Sherry Glied and Don Oellerich write in the Two-Generation issue of Future of Children that few programs aim to treat parents and children together due to structural barriers in the U.S. health-care system. They argue that the Affordable Care Act, which expands coverage to millions of lower-income parents, is a necessary step to help establish a policy environment to allow for two-generation approaches to health.
Importantly, it’s up to the states to take two further steps. First, they need to ensure that parents and children can be treated in the same programs despite Medicaid eligibility.

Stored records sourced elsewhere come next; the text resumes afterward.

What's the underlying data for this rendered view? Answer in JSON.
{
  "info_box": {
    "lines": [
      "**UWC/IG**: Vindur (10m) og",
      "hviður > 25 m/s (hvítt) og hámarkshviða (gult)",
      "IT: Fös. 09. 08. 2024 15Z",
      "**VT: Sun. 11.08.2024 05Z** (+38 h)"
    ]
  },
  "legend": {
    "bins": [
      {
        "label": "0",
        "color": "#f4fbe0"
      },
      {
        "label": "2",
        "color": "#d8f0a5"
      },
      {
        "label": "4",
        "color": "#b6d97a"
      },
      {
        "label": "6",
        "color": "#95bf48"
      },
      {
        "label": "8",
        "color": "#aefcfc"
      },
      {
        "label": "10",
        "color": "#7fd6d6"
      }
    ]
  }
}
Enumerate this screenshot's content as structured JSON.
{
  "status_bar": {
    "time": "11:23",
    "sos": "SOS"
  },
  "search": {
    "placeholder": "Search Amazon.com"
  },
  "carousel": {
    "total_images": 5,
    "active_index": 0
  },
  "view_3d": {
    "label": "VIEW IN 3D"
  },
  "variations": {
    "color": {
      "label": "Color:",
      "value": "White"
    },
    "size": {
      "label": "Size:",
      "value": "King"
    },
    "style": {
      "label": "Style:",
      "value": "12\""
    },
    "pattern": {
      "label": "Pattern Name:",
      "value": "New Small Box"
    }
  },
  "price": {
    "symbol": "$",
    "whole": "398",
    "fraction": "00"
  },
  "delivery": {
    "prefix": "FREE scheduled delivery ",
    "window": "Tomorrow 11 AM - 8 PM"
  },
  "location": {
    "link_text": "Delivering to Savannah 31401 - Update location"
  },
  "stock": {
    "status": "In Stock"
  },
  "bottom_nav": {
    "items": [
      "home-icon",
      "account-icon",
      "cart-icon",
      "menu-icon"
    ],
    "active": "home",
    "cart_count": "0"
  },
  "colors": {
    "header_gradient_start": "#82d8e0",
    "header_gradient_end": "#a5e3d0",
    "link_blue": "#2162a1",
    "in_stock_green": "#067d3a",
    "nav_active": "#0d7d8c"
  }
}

Second, they should give providers incentives to generate meaningful changes in their practices, such as embracing the patient-centered medical home model which makes additional payments to providers who coordinate their services with other medical and social service providers.
Glied and Oellerich conclude that the rationale for two-generation programs that target both children’s and parents’ health problems is strong, and there are new opportunities ahead to develop and implement these programs.